It felt like a back to basics week ...
Ableism on the Left
kpagination, Paginated Thoughts - August 13, 2016
Liberals and disability rights: Why don't they 'get it'?
Mary Johnson, Ragged Edge Magazine - January 26, 2004
It’s possible to overstate the idea that progressive movements don’t understand or respect disability rights. It can often seem like there’s not much difference between the Left and the Right on disability issues. That’s not true. There are fundamentals in play that make the Left a more logical home for disability activism. But that’s exactly the reason why it’s so perplexing and vexing that it isn’t a better home than it is. These two articles … one brand new and one two-part older piece … give a valuable overview on what the problems are, and why disability activists sometimes spend more time complaining about the Left than the Right.

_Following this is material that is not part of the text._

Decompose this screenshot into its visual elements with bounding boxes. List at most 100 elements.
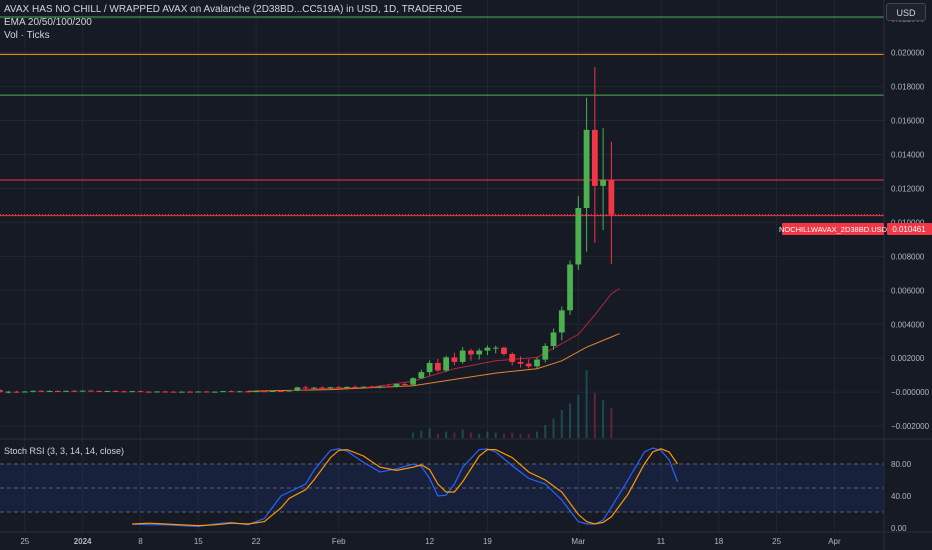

Disabled woman turned away from disability assessment centre because she couldn’t use stairs
Harry Cockburn, Independent - August 12, 2016
This sounds like a made-up parody of ableism and accessibility problems. It’s not a parody. It’s real, and fairly common, if not typical. There’s a reason why people still use the phrase “Kafkaesque.”
This woman was thrown out of a Brighton pub ‘for being disabled’
Miranda deLarbi, Metro.uk - August 10, 2016
Ableism is as much about deep-seated dislike of “weird people” as it is about bureaucratic neglect of physical accessibility. Most disabled people are “weird” in some way, and people feel justified in excluding is for that reason, even when they agree that deliberate disability discrimination is wrong.
On Vulnerability as a Disabled Person
Carrie, Autostradale - August 8, 2016
I relate to so much about this. Internalized ableism is strong. Becoming aware of it and dismantling it is powerful.
Mike Ervin, Smart Ass Cripple - August 10, 2016
Haven’t we all fantasized about taking accessibility into our own hands … doing a little vigilante access modification? I certainly have, but I never thought about connecting this implausible but delightful thought with the fundamentally conservative idea of “personal responsibility.” As usual, Smart Ass Cripple crafts a hilarious “bit” out of a profound truth.